Clearing participants provide clients with access to CME clearing and must be registered as a futures commission merchant (FCM). The FCM guarantees the client's financial obligations to the CME. The collateral deposited by clients must be segregated from the FCM's own funds.
,


Bond Performance
.

CME Clearing collects performance bonds (initial margin) on a daily basis, ensuring the risk of potential future losses on positions, and carries out a daily assessment of all open positions in the market to ensure that there is no accumulation of debt in the market.

Performance bonds are bona fide deposits to guarantee the performance of open positions against potential future losses. Bond performance requirements ensure that at least 99% of market volatility for a given historical period is covered. Requirements are recalculated twice a day for most products and at least once a day for all products.

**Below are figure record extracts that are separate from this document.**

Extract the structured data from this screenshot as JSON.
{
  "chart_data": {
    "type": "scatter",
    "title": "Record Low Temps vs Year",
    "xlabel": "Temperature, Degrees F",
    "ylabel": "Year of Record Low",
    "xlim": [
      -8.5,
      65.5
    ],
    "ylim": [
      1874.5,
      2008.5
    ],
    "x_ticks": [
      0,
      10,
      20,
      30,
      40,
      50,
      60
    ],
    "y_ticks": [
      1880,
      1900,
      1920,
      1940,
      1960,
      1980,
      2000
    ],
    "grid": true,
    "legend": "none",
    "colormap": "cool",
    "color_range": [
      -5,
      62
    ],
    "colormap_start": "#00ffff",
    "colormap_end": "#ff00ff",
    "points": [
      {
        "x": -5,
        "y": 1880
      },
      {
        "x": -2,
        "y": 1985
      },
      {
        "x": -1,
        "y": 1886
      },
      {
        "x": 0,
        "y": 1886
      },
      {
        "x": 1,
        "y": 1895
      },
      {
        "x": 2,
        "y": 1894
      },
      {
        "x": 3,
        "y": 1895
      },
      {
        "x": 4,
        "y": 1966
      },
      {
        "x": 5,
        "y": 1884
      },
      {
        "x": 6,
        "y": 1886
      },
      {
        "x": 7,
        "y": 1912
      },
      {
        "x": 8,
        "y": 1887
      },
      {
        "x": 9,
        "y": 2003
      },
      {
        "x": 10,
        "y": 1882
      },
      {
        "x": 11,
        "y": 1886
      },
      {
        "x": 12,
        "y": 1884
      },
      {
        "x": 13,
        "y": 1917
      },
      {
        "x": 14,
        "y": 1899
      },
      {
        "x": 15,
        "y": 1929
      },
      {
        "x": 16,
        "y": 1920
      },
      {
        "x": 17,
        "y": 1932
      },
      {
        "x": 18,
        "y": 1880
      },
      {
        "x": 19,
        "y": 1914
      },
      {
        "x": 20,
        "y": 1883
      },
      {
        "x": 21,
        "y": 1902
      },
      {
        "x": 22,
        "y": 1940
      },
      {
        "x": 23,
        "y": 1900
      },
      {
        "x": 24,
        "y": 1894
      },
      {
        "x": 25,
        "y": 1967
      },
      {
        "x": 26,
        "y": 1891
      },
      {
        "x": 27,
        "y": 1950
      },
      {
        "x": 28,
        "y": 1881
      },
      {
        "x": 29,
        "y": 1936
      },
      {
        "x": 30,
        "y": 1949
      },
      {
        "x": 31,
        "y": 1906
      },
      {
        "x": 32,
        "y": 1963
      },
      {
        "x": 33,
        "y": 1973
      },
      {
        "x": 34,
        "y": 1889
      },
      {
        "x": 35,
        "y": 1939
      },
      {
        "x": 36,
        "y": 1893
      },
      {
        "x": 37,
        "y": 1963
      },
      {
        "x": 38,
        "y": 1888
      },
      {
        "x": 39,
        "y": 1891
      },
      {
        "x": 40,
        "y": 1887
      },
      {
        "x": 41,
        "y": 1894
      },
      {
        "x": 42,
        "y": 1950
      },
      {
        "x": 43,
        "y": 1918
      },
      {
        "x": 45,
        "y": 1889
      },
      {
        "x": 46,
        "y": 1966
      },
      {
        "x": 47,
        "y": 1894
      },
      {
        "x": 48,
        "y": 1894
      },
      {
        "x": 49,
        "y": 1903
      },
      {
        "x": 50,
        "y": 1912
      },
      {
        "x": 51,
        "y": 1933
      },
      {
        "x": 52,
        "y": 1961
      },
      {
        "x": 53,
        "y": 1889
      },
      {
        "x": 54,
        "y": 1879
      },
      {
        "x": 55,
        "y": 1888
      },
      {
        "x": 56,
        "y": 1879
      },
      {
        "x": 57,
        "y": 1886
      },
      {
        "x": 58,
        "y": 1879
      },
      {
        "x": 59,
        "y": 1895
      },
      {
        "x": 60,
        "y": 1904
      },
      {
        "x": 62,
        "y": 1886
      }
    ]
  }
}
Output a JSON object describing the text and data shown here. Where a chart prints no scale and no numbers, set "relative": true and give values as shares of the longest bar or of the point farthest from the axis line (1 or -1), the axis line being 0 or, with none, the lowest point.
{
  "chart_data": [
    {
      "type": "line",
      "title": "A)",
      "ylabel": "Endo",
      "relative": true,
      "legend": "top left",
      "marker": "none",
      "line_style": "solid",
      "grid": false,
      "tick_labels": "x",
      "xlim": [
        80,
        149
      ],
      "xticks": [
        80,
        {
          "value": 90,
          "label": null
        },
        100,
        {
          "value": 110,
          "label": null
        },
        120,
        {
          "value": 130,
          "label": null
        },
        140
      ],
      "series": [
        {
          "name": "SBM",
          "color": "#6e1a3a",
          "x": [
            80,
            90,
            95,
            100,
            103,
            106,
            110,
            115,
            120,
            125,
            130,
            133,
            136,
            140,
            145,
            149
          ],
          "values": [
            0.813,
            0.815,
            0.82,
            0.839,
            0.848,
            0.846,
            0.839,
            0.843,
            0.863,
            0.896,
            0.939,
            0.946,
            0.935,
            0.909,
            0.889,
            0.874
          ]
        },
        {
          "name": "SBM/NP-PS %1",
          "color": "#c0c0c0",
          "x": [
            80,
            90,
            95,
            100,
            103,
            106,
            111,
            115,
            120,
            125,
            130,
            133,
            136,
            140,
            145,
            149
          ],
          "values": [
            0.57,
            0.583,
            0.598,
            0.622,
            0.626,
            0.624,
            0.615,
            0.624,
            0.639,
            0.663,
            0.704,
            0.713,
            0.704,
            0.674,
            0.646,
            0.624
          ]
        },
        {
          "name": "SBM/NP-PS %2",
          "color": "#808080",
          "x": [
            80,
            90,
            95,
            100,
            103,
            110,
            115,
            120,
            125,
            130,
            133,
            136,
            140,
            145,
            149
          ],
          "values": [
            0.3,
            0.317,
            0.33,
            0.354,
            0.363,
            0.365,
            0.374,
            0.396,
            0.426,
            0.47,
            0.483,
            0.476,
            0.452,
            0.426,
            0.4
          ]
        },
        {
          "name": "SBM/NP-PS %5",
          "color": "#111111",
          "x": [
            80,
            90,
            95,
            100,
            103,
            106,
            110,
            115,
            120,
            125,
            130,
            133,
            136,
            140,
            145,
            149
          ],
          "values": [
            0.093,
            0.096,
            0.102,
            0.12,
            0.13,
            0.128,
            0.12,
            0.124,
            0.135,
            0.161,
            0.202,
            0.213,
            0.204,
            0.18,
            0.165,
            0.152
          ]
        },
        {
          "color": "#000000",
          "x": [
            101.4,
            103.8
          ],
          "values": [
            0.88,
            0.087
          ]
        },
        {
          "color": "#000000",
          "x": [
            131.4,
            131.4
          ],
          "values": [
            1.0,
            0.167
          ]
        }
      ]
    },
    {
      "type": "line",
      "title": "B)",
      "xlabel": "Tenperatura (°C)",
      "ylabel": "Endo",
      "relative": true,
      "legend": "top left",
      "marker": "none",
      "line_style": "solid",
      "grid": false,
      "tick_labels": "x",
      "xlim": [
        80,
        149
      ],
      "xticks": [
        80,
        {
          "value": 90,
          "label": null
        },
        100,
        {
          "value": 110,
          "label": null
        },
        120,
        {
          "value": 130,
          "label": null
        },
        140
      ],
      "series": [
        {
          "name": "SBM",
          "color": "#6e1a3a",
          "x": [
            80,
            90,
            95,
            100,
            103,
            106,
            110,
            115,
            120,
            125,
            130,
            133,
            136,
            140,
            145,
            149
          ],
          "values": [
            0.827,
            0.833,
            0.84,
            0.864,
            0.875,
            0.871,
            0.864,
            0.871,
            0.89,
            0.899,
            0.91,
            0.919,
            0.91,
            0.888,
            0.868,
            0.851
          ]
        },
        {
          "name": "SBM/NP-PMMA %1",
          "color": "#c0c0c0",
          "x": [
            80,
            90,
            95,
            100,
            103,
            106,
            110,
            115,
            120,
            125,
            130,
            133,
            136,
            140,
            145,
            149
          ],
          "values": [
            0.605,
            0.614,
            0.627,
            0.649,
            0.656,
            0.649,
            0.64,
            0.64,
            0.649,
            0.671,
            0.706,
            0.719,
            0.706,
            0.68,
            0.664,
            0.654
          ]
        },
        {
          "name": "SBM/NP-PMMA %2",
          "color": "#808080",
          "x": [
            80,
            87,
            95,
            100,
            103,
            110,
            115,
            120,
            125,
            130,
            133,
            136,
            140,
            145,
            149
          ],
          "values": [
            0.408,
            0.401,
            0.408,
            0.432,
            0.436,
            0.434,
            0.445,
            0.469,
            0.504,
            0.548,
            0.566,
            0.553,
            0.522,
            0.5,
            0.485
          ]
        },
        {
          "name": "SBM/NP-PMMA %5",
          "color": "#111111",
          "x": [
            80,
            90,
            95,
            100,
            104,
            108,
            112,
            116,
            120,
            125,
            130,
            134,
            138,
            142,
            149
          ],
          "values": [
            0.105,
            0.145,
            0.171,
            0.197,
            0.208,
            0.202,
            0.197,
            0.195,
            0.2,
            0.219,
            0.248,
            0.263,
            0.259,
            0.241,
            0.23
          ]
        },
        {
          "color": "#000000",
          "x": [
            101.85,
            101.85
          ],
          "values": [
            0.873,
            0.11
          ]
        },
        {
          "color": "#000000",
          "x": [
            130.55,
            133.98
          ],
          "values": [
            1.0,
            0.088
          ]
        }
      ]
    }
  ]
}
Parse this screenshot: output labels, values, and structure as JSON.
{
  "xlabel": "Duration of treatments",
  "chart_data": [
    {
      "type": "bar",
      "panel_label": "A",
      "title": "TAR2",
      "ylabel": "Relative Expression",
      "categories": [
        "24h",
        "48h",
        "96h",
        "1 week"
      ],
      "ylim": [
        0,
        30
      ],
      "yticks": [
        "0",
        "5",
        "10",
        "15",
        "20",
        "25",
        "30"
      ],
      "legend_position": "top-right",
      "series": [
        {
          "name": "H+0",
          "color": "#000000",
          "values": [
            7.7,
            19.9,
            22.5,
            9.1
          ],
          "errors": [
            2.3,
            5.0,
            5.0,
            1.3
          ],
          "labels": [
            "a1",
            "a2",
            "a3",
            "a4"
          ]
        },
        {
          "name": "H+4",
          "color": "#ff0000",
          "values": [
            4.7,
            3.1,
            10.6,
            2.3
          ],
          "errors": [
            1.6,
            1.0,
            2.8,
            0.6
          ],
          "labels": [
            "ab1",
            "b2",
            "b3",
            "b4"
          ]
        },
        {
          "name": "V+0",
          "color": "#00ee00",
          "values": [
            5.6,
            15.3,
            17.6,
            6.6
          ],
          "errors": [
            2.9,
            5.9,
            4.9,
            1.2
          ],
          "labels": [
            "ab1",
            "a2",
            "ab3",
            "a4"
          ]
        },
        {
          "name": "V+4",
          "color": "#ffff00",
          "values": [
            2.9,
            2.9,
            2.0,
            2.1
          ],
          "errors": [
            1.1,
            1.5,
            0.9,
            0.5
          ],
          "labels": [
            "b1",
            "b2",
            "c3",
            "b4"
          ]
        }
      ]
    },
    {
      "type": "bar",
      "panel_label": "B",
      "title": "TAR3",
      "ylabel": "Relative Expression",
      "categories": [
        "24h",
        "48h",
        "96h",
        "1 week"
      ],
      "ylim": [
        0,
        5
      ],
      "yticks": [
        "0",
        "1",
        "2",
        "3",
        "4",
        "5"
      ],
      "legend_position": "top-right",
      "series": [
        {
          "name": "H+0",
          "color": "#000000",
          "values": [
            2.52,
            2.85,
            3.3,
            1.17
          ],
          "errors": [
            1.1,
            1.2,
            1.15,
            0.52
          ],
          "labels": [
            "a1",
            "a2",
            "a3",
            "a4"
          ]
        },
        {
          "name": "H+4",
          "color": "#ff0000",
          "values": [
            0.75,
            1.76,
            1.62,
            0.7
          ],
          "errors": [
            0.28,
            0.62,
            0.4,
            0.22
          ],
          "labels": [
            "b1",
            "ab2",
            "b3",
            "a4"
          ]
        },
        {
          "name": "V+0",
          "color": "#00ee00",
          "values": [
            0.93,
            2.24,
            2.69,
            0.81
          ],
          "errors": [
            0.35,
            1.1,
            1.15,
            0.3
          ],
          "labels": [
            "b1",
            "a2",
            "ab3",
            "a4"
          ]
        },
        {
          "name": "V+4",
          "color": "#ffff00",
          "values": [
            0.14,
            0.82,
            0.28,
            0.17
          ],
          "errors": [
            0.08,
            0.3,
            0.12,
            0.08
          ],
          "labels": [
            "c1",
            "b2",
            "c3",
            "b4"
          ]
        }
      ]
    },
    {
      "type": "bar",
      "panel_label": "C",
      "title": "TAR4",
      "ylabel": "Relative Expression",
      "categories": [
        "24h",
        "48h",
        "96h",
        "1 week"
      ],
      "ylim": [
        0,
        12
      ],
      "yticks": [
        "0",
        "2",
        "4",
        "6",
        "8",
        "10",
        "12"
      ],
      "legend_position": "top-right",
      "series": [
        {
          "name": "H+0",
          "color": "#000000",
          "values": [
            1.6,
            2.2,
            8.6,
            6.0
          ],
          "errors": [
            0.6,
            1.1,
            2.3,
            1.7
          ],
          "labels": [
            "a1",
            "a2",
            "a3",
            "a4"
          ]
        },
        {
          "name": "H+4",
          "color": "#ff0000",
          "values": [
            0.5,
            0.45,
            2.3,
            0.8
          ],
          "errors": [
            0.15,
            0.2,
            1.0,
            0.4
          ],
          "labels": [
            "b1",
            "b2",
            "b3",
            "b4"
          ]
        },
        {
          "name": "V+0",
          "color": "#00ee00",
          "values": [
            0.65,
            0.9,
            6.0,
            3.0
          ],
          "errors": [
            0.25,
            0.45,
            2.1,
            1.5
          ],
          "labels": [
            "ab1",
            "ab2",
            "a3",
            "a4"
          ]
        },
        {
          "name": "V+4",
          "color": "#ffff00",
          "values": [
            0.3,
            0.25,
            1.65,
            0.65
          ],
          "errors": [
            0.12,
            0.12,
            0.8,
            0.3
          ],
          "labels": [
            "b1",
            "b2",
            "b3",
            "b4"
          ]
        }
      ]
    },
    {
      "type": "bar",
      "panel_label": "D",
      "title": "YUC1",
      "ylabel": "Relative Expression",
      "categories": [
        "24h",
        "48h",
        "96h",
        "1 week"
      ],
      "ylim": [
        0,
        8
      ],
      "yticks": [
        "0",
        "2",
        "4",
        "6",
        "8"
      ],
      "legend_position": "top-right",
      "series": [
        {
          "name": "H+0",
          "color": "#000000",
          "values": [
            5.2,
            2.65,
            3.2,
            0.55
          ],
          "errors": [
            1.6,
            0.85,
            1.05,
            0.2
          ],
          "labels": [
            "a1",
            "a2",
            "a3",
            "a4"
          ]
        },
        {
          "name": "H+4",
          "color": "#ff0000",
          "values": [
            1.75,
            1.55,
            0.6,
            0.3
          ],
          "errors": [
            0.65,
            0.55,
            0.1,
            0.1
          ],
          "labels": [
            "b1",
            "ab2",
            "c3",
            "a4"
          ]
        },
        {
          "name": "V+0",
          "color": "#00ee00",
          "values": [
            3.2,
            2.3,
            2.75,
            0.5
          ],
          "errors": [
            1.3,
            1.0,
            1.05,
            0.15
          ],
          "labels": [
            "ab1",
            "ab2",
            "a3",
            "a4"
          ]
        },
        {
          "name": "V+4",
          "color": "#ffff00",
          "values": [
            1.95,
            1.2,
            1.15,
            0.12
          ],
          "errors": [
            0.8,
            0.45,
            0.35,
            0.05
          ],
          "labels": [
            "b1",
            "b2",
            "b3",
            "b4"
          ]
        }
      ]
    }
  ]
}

Clearing participants collect collateral from their clients and CME Clearing collects collateral from clearing participants. Bond performance requirements vary by product and reflect changes in market volatility.
,


Asset Revaluation
...

Mark-to-market prevents an accumulation of risk on positions. A clearing participant's positions are marked to market in each clearing cycle, resulting in a cash flow of gains and losses across the portfolios of clearing participants and clients.

The mark-to-market must be met in cash; however, the performance requirements of the bond can be met with cash or non-cash collateral. To meet the needs of our clearing participants and end clients, CME Clearing accepts a diverse portfolio of assets as collateral for bond deposits.